OPINIONCBD/Hemp

Could CBD Be Snatched From Traditional Retailers?

Drug and supplement companies come out strong during FDA hearings
Photograph: Shutterstock

WASHINGTON — The public was cautioned that little would be decided during the U.S. Food and Drug Administration’s (FDA’s) first hearings on regulating CBD (cannabidiol), held May 31. Yet there were many takeaways to be gleaned from the more than 100 researchers, advocates and CBD stakeholders who spoke during the all-day hearing.

One major point was that factions are fast emerging within the CBD industry. And those factions may be to the distinct detriment of mainstream retailers.

On one side, there were drug companies arguing that allowing a pathway to regulatory approval under the agency’s dietary supplement rules would disincentivize the research required under the much more costly (and time-consuming) drug pathway.

“You have researchers having to struggle through enormous expense and obstacles to study CBD,” Orrin Devinsky, a New York University researcher who helped develop the FDA-approved CBD drug Epidiolex, told The Washington Post. “At the same time, you can walk down to your neighborhood bodega and buy a CBD soda off the shelf.”

On another side, lobbyists for the dietary supplement industry argued that the absence of any regulations has put their industry at an unfair disadvantage. While vitamins and supplements have less rigorous requirements than pharmaceutical drugs, lobbyists argued that CBD products are currently being sold without any oversight at all.

“FDA does not have the luxury of time,” said Megan Olsen, assistant general counsel of the dietary supplement lobby the Council For Responsible Nutrition, during the hearing. “They must act quickly to address the market that is out of control.”

Should the FDA side with either the drug companies or the supplement lobby, it will be mainstream retailers and CPG companies that lose out, with CBD limited to behind the pharmacy counter or on the high-priced shelves of specialty shops or dispensaries. Or even worse.

“We’re asking for a level playing field,” said Marwan Moheyeldien, CEO of Elkridge, Md.-based Maryland Packaging Ltd. If CBD is overregulated, she said, it will encourage black-market activity. “You can’t control the product on the shelf. As long as people want it, people are going to manufacture it.”

Consumers, some argued, would also lose out.
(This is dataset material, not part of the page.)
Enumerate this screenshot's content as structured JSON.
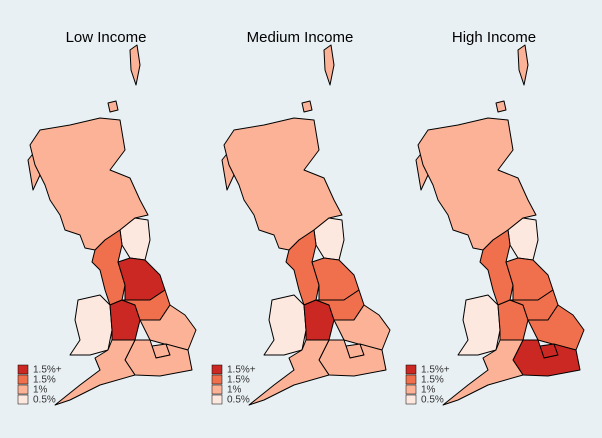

Yael Ossowski, deputy director of the Consumer Choice Center, described himself as being “on the side of consumers” and called for the FDA to set some standards and regulations but also “allow companies and brands to exist. That’s the only way consumers can differentiate between good products and bad products.”

It is now up to the FDA to determine how accessible CBD will be to a consumer market hungry for safe and legal access. The agency will accept public comments on the subject through July 2. Instructions for submitting comments can be found at regulations.gov.